Source: NewsDeeply

The proportion of women in U.N. peacekeeping operations has been slow to rise. But there might be a way to speed things up: Give financial incentives to troop-contributing countries, say Charles Kenny and Tanvi Jaluka of the Center for Global Development.

U.N. peacekeeping operations are a great deal. For the United States, they cost about half as much as a unilateral mission to implement, and the United States pays less than one-third of that cost, according to the U.S. Government Accountability Office. And the international evidence suggests they work to keep the peace by considerably reducing the risk of civil wars reigniting.

But these operations are far from free of failure and scandal – from bringing cholera to Haiti to child and sexual abuse. There were “145 cases of sexual exploitation and abuse involving all members of the U.N. in 2016,” and surveys suggest these are conservative estimates.

One important factor behind these failures is the gross gender inequality in security operations. Of the 106,286 U.N. military and police peacekeepers active in July 2015, a mere 4 percent were women.

The Security Council recently called for a doubling of women in peacekeeping by 2020 – but on current trends, we’ll hit gender parity in U.N. peacekeeping forces sometime around the year 2352. That suggests we need more than grand statements to foster change.

In September 2016, Democratic U.S. Senators Barbara Boxer of California and Jeanne Shaheen of New Hampshire introduced a bill tackling the underrepresentation of women in the world’s security forces and, in particular, United Nations peacekeeping operations.

The bill sought to increase the number of women in armed forces and peacekeeping worldwide through better use of existing programs to support their training and deployment.

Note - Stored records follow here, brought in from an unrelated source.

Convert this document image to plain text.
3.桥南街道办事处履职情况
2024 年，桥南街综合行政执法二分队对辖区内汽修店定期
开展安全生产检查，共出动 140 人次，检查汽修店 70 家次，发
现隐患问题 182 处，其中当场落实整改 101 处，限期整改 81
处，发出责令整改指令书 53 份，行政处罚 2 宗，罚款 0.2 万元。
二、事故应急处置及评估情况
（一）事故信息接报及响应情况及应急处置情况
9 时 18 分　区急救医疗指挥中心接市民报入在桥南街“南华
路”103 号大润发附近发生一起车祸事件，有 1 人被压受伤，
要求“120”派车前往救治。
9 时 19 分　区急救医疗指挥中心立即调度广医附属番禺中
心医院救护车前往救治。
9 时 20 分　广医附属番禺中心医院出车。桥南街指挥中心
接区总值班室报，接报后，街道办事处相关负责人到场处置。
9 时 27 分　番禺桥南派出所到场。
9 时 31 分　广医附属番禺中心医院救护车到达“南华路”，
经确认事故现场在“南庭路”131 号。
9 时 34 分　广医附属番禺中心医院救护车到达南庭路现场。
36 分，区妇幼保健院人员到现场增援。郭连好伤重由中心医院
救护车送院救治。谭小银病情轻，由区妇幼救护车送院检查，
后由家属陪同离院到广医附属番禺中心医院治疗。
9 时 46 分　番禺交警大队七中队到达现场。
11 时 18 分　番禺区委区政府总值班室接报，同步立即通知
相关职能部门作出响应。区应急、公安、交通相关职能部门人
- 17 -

It’s a great first step in tackling an important issue. But governments keen to see peacekeeping improve should go further — and pay countries that contribute troops to provide more female peacekeepers.

Doing so would have real benefits: first, there is some evidence that missions with more women personnel are more likely to meet their mandate and bring sustainable peace. Second, a greater presence of women in peacekeeping operations appears to be associated with lower rates of sexual misconduct: According to a recent study, an increase in the proportion of women in a peacekeeping operation from zero to 5 percent reduces the expected count of allegations by half.

The Boxer-Shaheen bill highlights the Global Peace Operations Initiative, a U.S. program that trains, deploys and builds the capacity of peacekeepers worldwide, which has helped double the number of female military peacekeepers deployed by participating countries over the past five years – adding more than 1,000 women troops. It calls for another doubling over the next five years, as well as doubling the number of women from other countries being trained in U.S. military schools over the next four years.

But there is also scope for direct incentives. There is evidence that countries respond to financial incentives when it comes to troop commitments. There is also evidence that the block to increasing the female share of peacekeeping operations isn’t an absolute lack of female troops in source countries, but a reluctance to deploy them. Money could help overcome that reluctance.

The United States, Japan, France, Germany and the United Kingdom between them account for about 60 percent of the peacekeeping budget. The cost to the United States is $2.25 billion. If the United States were to band together with other major financing countries, it could set up a trust fund providing supplemental payments to major troop-contributing countries that provide women peacekeepers.

The U.N. provides base compensation of $1,410 per month per peacekeeper to contributing countries. If the trust fund added a 20 percent supplementary payment for women peacekeepers up to the point where women accounted for one-fifth of those deployed on missions, that would add about one percent to annual peacekeeping dues — and if the United States paid into the trust fund in proportion to its share of peacekeeping dues with Japan, France, Germany and the United Kingdom, its share would be around $30 million a year. That’s about half of one percent of the State Department’s foreign military financing budget.

U.S. Ambassador to the U.N. Nikki Haley is currently conducting an assessment of peacekeeping missions to “consider whether current peacekeeping operations continue to be the best-suited mechanisms for meeting the needs of those on the ground and achieving the [Security Council’s] political objectives, or if changes are needed.”

We agree with Senators Boxer and Shaheen that changes are needed — and in particular, that permanent members of the Security Council should move beyond words to action when it comes to greater gender equality in peacekeeping.

But if we’re to make real progress, it is going to take money. The good news is that it is unlikely to take very much of it.